Ora, alguns destes desconhecidos poderiam ser grandes amigos. Poderiam ser mais que isso: poderiam (para aquelas que acreditam que isso exista) até ser o romântico príncipe encantado que vai te segurar no colo e fazer carinho no cabelo até você dormir, após um jantar que ele mesmo preparou e uma comédia romântica com o John Cusack, e que vai lembrar de todos os aniversários de namoro; ou poderia ser aquela modelo da Ford Models, ninfomaníaca incontrolável e estudante de física, que sabe de cor a Enciclopédia Marvel e que adora jogar “Axis & Allies” com você quando está chovendo, só de calcinha de algodão branca, meia soquete e blusão de lã rosa com a gola deixando um ombro aparecendo, e que discute casualmente teoria das supercordas com você depois do sexo (para aqueles que acreditam que isto exista). Nestes casos, a providência divina parece ser bastante cruel em não nos apresentar estas pessoas.
O que a providência divina (que parece agir de maneira exclusivamente cruel - principalmente com indonésios e filipinos) insiste em arremessar contra nossas presenças é justamente o oposto, o que decantou no fundo do reservatório genético, aqueles seres que, contra todos os prognósticos, rastejaram miseravelmente até a existência - onde não encontrariam função ou explicação - para meramente ocupar espaço e gastar recursos, nadando contra a corrente da evolução. Um destes indesejáveis companheiros de cosmo é, todos sabem, o infame e onipresente Zé Punheta.
Ele está em toda parte, é uma figurinha facílima - principalmente na Internet. No entanto, esteja onde estiver, Zé Punheta está sempre desesperado, em estado de emergência. Do mesmo modo que o cheiro dos feromônios em uma cadela no cio incita os machos da espécie ao coito, a simples e corriqueira existência de seres do sexo feminino no mesmo plano dimensional do Zé Punheta o faz perder completamente a racionalidade, discrição ou senso do ridículo. Toda a estrutura orgânica e mental de Zé Punheta direciona quaisquer ações suas, quaisquer pensamentos, quaisquer intenções para a mesma conduta: a mendincância de sexo. Geralmente, é bom que se diga, de forma absolutamente inócua.
ZÉ PUNHETA NOS FOTOLOGS
O habitat cibernético onde Zé Punheta mais se sente à vontade para desfilar sua imbecilidade é - e não podia ser diferente - o fotolog.

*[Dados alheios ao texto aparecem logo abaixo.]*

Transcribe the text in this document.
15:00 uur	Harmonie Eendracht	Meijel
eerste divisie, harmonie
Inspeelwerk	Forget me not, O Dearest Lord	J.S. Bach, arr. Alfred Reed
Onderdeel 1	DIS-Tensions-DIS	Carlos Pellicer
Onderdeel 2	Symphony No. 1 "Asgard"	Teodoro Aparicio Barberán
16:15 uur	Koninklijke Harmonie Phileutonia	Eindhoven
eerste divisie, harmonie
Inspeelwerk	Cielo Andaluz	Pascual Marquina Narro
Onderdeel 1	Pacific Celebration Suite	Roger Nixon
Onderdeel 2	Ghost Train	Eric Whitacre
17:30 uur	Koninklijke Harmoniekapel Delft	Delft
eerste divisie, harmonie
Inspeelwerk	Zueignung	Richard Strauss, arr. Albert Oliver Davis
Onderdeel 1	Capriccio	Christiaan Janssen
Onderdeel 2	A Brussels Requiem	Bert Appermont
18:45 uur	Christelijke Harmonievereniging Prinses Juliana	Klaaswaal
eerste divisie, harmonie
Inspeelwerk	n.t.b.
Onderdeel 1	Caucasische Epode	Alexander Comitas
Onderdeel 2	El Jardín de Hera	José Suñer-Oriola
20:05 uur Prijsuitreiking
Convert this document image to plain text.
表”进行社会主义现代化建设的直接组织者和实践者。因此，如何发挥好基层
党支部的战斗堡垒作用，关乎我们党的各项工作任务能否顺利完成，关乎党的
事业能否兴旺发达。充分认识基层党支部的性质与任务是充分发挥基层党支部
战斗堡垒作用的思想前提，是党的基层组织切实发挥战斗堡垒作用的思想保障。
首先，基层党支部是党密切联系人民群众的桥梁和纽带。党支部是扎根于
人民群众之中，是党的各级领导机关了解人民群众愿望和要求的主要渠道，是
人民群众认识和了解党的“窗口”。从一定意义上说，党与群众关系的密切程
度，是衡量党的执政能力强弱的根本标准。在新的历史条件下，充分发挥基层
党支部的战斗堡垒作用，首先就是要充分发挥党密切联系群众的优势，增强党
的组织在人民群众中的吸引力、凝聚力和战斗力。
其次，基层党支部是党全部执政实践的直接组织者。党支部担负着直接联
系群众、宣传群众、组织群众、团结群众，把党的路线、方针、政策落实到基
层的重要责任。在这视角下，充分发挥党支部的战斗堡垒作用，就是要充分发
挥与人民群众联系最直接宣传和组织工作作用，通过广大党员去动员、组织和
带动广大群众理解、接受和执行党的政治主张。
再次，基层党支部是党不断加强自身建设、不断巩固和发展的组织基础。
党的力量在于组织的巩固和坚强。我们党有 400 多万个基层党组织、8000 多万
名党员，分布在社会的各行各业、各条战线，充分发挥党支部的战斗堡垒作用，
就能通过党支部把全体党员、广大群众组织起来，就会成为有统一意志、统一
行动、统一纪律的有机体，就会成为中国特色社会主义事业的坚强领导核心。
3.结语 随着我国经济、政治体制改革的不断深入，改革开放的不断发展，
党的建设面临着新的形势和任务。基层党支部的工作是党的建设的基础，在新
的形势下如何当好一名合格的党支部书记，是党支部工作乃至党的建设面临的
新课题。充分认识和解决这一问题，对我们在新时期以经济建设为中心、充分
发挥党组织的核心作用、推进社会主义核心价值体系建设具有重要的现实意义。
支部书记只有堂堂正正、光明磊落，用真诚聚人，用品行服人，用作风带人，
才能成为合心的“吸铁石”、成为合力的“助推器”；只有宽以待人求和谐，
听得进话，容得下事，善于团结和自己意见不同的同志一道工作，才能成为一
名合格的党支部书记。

Zés Punhetas atulham os comentários de representantes do sexo feminino como formigas invadem o pote de açúcar aberto.
Se o fotolog é de mulher, simplesmente (para todos os efeitos, “mulher” aqui é considerada como o ser com duplo cromossomo sexual X, independente de outras características), um Zé Punheta já tem comentário pronto: “liiiiiiiiiiiiiiiiiiiiiiiiiinda!”.
Se o fotolog é de mulher feia, o padrão mínimo aumenta para: “liiiiiiiiiiiiiiiiiiiiiiiiinda! Keria dar uns beijos nesta boca linda!! Se o fotolog é de mulher mediana (do latim medianus, “aquela que tem pelo menos 4 membros”), já começam as tentativas de contato: “liiiiiiiiiiiiiiiiinda! kual seu msn? oi, o meu é
zepunheta@hotmail.com! me adiciona!”
Se o fotolog é de mulher bonita, uma cortina vermelha de insanidade cobre a mente do Zé Punheta e ele começa a perder o controle de suas funções mentais. A necessidade de contato torna-se imperativa: “VC TEM MSN: TEM TELEFONE? TEM ICQ? ONDE VC MORA? QUAL SEU EMAIL? ONDE VC MORA? MEU EMAIL É
ZEPUNHETA@TERRA.COM.BR ! ME ADICIONA POR FAVOR! TEM MSN? QUAL SEU CELULAR? EI!!” Estes comentários são empilhados abaixo uns dos outros, várias vezes, em minutos, até que a resposta - ou um bloqueio - sejam arrancados da pobre moça.
Outras vezes, Zé Punheta abre seu próprio fotolog, onde tenta impressionar as fêmeas com seus, aham, “atributos” físicos. Quando isso acontece, podemos esperar aquelas populares fotos de cueca retiradas na frente do espelho do banheiro, com os braços retesados ao máximo e a barriga encolhida para ressaltar que está “malhado”. Desespero sexual em estado sólido.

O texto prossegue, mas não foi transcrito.